JSONPath backend comparison
gavv opened this issue · 8 comments
This is a bit unusual issue, it's not about coding, but about doing research.
We're currently using yalp/jsonpath as JSONPath backend. It works well, however the author stated in README that it's experimental and users should switch to another engines.
Here are some other engines that I've found:
- https://github.com/PaesslerAG/jsonpath - not actively maintained
- https://github.com/oliveagle/jsonpath - not actively maintained
- https://github.com/ohler55/ojg - looks promising
ojg
looks promising, but to proceed, we need to compare it with yalp/jsonpath
.
Ideally, we need two things:
- a table of JSONPAth syntax features that summarizes what is supported and not by
yalp/jsonpath
andojg
- two test sets: one is a list of queries that work exactly the same for both parsers; one is a list of queries that work differently (e.g. one of the parser fails or maybe they return different results)
After we'll have this, we can decide whether it's possible to switch without breaking compatibility, and if not, we'll be able to provide migration guide for users.
We already have a test that covers many queries, though likely not all of them: https://github.com/gavv/httpexpect/blob/master/value_test.go#L441
Previous discussion: #49
Useful materials:
Hi,
I'd really love to see ojg json paths in httpexprect, because the support for subexpressions and filters is quite handy.

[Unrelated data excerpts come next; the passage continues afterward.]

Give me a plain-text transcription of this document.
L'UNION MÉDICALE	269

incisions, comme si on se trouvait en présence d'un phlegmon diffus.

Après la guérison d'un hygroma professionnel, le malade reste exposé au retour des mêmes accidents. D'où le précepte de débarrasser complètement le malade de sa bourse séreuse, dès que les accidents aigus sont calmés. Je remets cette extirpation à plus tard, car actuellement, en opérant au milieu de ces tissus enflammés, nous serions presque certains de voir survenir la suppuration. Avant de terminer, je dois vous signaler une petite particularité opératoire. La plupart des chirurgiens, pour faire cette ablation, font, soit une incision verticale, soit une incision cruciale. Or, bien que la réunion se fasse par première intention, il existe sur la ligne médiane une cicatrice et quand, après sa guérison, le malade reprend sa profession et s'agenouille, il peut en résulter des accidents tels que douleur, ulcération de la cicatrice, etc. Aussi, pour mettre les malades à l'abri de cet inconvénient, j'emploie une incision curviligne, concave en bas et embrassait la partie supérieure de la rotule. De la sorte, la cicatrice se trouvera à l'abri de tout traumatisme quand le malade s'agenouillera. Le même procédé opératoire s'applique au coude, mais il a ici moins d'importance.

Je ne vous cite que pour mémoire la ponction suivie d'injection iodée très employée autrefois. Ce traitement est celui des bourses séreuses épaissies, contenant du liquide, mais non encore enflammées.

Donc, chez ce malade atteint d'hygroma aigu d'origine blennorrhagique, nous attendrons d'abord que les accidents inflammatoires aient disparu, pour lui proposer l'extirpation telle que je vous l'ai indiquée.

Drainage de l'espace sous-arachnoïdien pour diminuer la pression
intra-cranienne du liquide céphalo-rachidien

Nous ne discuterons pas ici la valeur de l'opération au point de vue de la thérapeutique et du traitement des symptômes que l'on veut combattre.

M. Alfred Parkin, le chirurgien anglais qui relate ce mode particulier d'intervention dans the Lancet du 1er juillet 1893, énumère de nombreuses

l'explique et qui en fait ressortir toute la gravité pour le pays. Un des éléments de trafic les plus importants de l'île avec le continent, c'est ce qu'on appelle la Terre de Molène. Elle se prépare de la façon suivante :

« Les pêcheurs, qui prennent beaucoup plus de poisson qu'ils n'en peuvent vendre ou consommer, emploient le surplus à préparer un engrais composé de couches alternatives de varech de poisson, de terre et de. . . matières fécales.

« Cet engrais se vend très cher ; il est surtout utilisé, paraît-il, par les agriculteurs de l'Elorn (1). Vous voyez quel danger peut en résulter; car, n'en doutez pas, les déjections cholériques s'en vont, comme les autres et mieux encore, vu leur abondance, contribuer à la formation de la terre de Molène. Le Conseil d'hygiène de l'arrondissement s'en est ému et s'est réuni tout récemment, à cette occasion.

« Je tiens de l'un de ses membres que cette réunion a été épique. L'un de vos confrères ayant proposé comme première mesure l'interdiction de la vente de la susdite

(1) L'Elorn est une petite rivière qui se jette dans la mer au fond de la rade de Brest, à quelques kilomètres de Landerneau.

So I ran the test suite of yalp/jsonpath agains ojg, here's my quick take :)
Returned data types:
- yalp only returns slices when the path expression includes recursive searches or wildcards. With ojg you have to choose between Get(...) (always a slice) or First(...)
- however, if nothing is found ojg returns
nil
instead of an empty slice - If you reference an element that does not exists, yalp returns an error and ojg an empty slice
Supported syntax (as mentioned ojg supports a lot more here, here's just what's missing):
- ojg doesn't support bracket syntax without quotes (
$[A]
, but that's not the consensus anyway)
Behaviour:
- ojg interprets negative steps with open intervals differently from yalp and most other libraries (e.g.
$.A[::-1]
always produces an empty result in ojg) - yalp does not go with the consensus about the order of recursive descents (so the results are most of the time roughly backwards)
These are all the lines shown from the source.